[Date Prev][Date Next][Thread Prev][Thread Next][Date Index][Thread Index]
Re: [Qemu-devel] [PATCH v6 11/19] migration: Start of multiple fd work
From: |
Juan Quintela |
Subject: |
Re: [Qemu-devel] [PATCH v6 11/19] migration: Start of multiple fd work |
Date: |
Mon, 14 Aug 2017 15:43:58 +0200 |
User-agent: |
Gnus/5.13 (Gnus v5.13) Emacs/25.2 (gnu/linux) |
"Daniel P. Berrange" <address@hidden> wrote:
> On Tue, Aug 08, 2017 at 06:26:21PM +0200, Juan Quintela wrote:
>> We create new channels for each new thread created. We send through
>> them a string containing <uuid> multifd <channel number> so we are
>> sure that we connect the right channels in both sides.
>>
>> Signed-off-by: Juan Quintela <address@hidden>
>>
>> +/* Default uuid for multifd when qemu is not started with uuid */
>> +static char multifd_uuid[] = "5c49fd7e-af88-4a07-b6e8-091fd696ad40";
>
> Why is this better than just using the qemu_uuid unconditionally.
> UUIC, it'll just be 00000000-0000-0000-0000-000000000000.
>
> Either way you've got a non-unique UUID if multiple QEMUs are
> started, so I dont see a benefit in inventing a new uuid here.
I hate a message full of zeros, it is the default value. If you have
more than one qemu and you don't set uuid, you are asking for trouble.

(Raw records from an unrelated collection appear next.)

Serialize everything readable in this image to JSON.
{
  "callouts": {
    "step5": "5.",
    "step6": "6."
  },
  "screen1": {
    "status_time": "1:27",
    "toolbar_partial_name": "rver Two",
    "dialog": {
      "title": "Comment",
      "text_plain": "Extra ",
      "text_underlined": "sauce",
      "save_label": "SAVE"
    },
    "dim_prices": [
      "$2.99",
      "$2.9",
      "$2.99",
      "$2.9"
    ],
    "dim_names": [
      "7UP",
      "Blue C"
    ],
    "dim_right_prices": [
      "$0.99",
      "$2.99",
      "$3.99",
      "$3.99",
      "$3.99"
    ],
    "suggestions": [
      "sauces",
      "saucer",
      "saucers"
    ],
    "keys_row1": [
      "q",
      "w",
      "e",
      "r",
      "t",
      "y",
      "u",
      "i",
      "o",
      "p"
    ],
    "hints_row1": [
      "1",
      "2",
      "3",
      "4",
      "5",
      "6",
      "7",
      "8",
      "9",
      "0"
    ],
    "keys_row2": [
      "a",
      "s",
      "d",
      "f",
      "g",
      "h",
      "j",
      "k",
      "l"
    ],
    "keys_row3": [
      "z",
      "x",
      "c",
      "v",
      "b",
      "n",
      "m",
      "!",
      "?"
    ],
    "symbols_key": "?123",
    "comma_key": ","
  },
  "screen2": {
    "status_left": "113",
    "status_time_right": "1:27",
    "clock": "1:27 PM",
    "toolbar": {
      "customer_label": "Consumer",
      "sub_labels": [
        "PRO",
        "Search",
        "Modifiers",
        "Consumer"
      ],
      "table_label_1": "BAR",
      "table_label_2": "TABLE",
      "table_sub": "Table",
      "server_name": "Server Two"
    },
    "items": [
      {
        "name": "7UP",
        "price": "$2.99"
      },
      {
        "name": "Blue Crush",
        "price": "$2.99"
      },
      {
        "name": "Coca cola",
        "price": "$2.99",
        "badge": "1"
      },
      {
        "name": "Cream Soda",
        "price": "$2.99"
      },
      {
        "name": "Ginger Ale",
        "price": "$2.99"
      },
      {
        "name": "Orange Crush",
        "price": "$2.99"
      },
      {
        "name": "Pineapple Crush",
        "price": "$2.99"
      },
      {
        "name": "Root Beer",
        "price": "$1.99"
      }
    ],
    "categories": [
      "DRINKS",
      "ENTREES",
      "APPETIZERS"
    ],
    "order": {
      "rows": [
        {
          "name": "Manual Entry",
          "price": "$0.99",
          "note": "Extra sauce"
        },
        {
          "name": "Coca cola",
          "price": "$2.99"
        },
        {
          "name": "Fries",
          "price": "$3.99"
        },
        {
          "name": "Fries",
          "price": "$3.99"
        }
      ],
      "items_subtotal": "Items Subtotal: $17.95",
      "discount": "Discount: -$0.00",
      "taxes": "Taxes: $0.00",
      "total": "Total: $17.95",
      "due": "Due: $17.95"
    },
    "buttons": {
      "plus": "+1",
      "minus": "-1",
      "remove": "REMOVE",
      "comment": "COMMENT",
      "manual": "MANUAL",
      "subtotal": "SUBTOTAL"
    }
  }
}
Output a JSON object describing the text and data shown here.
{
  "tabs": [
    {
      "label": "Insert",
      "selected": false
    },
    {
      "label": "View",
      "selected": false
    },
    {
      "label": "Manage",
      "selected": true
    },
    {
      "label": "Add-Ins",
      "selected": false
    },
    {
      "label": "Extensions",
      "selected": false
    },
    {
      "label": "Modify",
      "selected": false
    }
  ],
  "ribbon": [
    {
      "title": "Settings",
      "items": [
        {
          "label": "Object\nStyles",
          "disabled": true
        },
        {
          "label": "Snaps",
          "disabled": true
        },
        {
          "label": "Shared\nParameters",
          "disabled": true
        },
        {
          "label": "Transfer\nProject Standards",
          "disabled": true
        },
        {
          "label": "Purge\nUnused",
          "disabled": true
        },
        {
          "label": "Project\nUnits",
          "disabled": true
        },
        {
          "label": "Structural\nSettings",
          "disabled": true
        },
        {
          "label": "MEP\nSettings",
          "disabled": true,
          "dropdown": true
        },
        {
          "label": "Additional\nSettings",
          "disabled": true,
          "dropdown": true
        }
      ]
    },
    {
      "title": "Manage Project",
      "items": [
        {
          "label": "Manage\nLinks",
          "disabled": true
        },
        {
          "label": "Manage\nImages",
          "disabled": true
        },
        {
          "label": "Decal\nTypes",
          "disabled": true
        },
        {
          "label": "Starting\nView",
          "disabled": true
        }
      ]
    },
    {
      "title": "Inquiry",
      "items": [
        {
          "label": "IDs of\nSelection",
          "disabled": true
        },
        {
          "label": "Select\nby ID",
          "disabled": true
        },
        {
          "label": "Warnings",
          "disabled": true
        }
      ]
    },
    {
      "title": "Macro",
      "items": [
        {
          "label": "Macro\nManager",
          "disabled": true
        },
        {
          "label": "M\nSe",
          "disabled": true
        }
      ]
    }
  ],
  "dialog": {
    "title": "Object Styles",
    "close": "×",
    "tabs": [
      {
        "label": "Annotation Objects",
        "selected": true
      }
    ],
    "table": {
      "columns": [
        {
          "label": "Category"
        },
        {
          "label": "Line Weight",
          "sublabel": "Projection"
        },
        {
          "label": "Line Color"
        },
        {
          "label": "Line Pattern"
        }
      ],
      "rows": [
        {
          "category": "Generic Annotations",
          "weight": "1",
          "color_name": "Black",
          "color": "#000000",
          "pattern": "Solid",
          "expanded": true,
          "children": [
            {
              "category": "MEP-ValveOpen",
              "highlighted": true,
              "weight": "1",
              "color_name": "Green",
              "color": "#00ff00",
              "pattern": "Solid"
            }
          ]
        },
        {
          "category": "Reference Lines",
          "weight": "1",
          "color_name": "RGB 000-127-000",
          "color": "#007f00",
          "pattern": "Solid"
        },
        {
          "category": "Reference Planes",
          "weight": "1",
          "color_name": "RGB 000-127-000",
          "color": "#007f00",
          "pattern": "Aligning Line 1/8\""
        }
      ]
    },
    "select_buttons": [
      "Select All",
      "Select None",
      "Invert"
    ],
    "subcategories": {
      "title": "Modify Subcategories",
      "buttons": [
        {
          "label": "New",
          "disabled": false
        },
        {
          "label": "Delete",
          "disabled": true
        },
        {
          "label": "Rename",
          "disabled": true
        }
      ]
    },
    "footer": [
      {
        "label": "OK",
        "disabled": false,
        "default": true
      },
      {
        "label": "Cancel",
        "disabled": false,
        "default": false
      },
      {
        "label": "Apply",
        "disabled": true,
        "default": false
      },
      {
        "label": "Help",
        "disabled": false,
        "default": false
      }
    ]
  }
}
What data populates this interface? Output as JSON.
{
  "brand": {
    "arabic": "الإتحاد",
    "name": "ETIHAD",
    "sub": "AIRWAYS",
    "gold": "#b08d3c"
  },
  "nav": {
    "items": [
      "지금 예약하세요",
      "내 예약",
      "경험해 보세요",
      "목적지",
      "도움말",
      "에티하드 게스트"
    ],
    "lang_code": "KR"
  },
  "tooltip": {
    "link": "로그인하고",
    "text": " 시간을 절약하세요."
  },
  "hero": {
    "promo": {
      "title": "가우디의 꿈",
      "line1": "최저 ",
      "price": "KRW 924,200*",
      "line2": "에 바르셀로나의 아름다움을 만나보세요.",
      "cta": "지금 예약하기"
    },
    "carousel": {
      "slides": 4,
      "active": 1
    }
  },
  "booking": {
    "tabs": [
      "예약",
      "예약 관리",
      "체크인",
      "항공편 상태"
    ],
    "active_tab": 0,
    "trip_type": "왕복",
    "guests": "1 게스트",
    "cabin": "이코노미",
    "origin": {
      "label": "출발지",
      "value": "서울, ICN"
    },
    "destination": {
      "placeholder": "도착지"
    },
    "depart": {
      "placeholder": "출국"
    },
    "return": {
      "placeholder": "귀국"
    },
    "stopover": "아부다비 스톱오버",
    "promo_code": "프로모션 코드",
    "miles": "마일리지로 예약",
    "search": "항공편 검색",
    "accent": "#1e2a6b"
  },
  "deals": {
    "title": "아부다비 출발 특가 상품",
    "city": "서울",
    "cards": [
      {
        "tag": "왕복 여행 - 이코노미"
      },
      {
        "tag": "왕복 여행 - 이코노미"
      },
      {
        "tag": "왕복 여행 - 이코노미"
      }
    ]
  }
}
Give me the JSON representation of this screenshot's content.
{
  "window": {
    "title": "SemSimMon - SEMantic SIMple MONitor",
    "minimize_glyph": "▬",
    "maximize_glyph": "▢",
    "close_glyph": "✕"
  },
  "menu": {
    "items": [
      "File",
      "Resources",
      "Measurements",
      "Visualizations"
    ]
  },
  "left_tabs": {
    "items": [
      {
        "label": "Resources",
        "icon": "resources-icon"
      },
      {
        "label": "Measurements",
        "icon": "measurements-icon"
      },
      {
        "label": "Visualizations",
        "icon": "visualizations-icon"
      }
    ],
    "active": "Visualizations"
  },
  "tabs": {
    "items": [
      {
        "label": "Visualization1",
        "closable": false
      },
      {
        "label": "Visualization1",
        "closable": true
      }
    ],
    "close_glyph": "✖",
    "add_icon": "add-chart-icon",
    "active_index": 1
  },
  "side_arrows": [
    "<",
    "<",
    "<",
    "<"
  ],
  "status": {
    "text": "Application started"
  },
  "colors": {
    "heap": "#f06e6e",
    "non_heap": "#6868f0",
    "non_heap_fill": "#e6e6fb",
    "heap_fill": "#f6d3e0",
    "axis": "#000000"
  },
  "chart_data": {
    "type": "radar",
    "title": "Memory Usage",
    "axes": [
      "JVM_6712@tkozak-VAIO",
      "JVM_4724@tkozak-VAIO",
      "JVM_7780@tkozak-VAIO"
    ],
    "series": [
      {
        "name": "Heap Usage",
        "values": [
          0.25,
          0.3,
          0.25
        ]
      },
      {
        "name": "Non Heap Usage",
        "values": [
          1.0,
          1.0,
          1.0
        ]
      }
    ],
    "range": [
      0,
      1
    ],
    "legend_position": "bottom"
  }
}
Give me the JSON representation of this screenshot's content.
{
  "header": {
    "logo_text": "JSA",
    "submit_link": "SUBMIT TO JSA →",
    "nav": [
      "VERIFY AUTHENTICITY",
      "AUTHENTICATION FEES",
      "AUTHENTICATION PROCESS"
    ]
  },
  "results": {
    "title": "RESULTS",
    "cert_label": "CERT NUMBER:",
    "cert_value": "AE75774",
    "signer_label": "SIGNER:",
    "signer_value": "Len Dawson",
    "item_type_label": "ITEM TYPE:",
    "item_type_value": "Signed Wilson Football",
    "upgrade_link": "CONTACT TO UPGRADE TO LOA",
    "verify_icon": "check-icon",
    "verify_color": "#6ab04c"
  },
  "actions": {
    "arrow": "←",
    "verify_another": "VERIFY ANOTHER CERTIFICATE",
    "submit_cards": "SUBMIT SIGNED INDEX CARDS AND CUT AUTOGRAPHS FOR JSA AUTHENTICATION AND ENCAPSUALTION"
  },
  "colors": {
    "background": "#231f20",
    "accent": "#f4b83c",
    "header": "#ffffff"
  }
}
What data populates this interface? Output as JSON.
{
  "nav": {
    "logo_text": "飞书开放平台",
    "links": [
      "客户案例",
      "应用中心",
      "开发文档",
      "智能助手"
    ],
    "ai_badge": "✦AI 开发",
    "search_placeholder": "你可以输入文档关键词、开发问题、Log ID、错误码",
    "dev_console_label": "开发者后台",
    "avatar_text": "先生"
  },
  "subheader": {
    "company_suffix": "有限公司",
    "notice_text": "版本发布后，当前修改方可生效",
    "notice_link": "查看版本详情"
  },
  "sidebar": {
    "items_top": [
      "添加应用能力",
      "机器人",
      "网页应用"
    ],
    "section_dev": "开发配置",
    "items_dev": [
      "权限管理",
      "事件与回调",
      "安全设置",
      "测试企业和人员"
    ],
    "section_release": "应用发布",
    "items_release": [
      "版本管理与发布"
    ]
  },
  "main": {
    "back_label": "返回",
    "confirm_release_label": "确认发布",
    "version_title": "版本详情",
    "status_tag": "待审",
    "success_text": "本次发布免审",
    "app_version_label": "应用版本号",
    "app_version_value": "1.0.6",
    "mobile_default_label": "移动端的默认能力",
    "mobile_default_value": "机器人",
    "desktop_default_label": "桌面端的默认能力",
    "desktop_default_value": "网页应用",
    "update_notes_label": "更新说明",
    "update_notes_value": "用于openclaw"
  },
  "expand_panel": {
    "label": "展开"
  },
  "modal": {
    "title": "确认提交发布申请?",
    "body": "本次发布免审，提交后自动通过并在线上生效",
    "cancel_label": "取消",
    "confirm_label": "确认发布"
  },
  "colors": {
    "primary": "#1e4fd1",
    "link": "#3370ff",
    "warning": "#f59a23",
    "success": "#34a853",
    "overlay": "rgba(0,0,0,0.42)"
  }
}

But if people preffer the 00000 uuid, it is also ok with me.
>
>> +/* strlen(multifd) + '-' + <channel id> + '-' + UUID_FMT + '\0' */
>> +#define MULTIFD_UUID_MSG (7 + 1 + 3 + 1 + UUID_FMT_LEN + 1)
>> +
>> static void *multifd_send_thread(void *opaque)
>> {
>> MultiFDSendParams *p = opaque;
>> + char *string;
>> + char *string_uuid;
>> +
>> + if (qemu_uuid_set) {
>> + string_uuid = qemu_uuid_unparse_strdup(&qemu_uuid);
>> + } else {
>> + string_uuid = g_strdup(multifd_uuid);
>> + }
>> + string = g_strdup_printf("%s multifd %03d", string_uuid, p->id);
>> + g_free(string_uuid);
>> + qio_channel_write(p->c, string, MULTIFD_UUID_MSG, &error_abort);
>
> Must check return code here as it can do a short write, which won't
> trigger error_abort. Also you must not use error_abort at all. QEMU
> must not abort when migration hits an I/O error as that needlessly
> kills the user's VM.
>
> I also think it is not nice to be formatting a string with printf
> here, sending it and then using scanf to extract the data. If we
> need to send structured data, then we should define a proper binary
> format for it eg
>
> struct MigrateUUIDMsg {
> uint32_t chnanelid;
> QemuUUID uuid;
> } __attribute__((__packed__));
>
> and then just send the raw struct across.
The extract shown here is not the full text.